Grâce à ce modèle alchimique devient possible la pensée d’une descendance sans héritage, pensée indispensable pour un poète en lutte contre l’oppression familiale. Issue d’une destruction, la descendance, rendue possible grâce aux virtualités d’avenir contenues dans la catastrophe elle-même, sera une descendance sans héritage, parce que sans création : un passage de Propositions-rappel associe précisément le lexique alchimique et « la mort du créateur » : « Ici l’image mâle poursuit inlassablement l’image femelle ou inversement. Quand elles réussissent à s’atteindre, c’est là-bas la mort du créateur et la naissance du poète. » 136 Cette descendance sans création ni héritage est une « descendance révolutionnaire » pensée à partir d’une temporalité elle-même révolutionnaire, sans linéarité ni relation causale. Le même texte, paru dans Le Surréalisme au Service de la Révolution de décembre 1931, fait de l’immobilité ce dont doit sortir le mouvement (« c’est ainsi qu’on doit voir le mouvement sortir de l’immobilité »), tout en évoquant le retour aux « cendres primitives ». Le corollaire de cette temporalité non successive est en effet la coïncidence du passé le plus lointain, le primitif, avec l’invention du mouvement en avant. La dernière proposition du texte, « Descendance révolutionnaire », suit immédiatement cette évocation des « cendres primitives. » Quand le primitif n’est pas désigné en avant de soi, c’est qu’il est considéré dans sa valeur d’achèvement, comme dans cette phrase de Paul Éluard : « De la même époque la perfection du poète et l’humanité primitive. » 137 Cette idée d’un achèvement, au sens d’un accomplissement, à situer du côté de l’origine et non pas à l’horizon d’un progrès futur, fait toute la différence entre la conception hégélienne de l’histoire selon Breton et la conception de Char.

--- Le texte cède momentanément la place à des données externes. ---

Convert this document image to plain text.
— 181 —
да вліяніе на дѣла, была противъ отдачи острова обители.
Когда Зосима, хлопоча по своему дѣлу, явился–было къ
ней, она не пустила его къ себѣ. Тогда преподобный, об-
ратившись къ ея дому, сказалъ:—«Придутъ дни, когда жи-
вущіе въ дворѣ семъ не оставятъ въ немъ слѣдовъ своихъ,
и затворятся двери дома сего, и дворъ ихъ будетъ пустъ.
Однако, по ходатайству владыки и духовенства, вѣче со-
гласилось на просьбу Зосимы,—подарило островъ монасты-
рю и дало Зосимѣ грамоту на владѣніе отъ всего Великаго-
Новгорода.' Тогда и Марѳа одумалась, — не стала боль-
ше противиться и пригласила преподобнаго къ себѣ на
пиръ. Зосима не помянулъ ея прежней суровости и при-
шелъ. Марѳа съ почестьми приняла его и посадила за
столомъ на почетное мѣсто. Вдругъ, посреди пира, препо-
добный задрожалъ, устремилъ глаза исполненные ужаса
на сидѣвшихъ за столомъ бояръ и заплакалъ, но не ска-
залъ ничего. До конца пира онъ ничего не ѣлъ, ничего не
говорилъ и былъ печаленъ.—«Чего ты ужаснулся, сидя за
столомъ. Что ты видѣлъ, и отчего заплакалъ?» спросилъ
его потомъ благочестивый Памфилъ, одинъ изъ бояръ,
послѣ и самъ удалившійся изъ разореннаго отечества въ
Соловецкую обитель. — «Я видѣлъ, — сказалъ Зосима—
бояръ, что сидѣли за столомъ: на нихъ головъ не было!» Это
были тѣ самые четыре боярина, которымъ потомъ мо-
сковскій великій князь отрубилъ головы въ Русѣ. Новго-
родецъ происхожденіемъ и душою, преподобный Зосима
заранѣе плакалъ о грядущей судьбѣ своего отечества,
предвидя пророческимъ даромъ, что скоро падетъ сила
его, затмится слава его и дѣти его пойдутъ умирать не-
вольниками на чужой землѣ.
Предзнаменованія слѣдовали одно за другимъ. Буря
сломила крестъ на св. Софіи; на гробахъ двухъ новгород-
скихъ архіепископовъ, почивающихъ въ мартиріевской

Cet autre rapport au temps impliqué par l’écriture de Char donne son sens à la dimension prophétique de ces poèmes aux développements visionnaires, dont de très nombreux passages utilisent un futur qui est celui de la prédiction :

‘On finira bien par retenir
La direction prise par certains orages
Dans les rapides du crépuscules
(« Le cheval de corrida »)
A la longue
Le sang emplira les crevasses de si naturelles habitations de boue
(Ibidem)
Mères excessives
Toujours à creuser le cœur massif
Sur vous passera indéfiniment le frisson des fougères des cuisses embaumées la crosse brûlante des angles]
On vous gagnera
Vous vous coucherez
(« Les observateurs et les rêveurs »)
Dans l’animation de l’amour
Lorsqu’elle passera devant le soleil
Peut-être le dernier simple incarnera la lumière
(« A la faveur de la peau »)
Etc.’

Il est significatif de noter dans un poème de L’Action de la justice est éteinte l’association de ce rapport au temps pensé sur le modèle de l’alchimie avec la notion de prophétie. Dans « Sommeil fatal », la prédiction est « autorisée » par la couleur noire de l’avenir, couleur d’une étape de l’œuvre, celle de la putréfaction, qu’il n’est pas étonnant de trouver chez Char associée à l’avenir, au sens où elle donne à penser l’avenir comme actualisation des potentialités du présent, sur le modèle de la temporalité impliquée par la transmutation alchimique :

‘(L’homme se refuse à ne pas croire à la sincérité des lettres qu’une inconnue lui écrivait lorsqu’il était enfant. Celle-ci lui dévoilait le côté prophétique de son écriture. La couleur précisément noire de l’avenir l’autorisait à formuler une prédiction [...] )’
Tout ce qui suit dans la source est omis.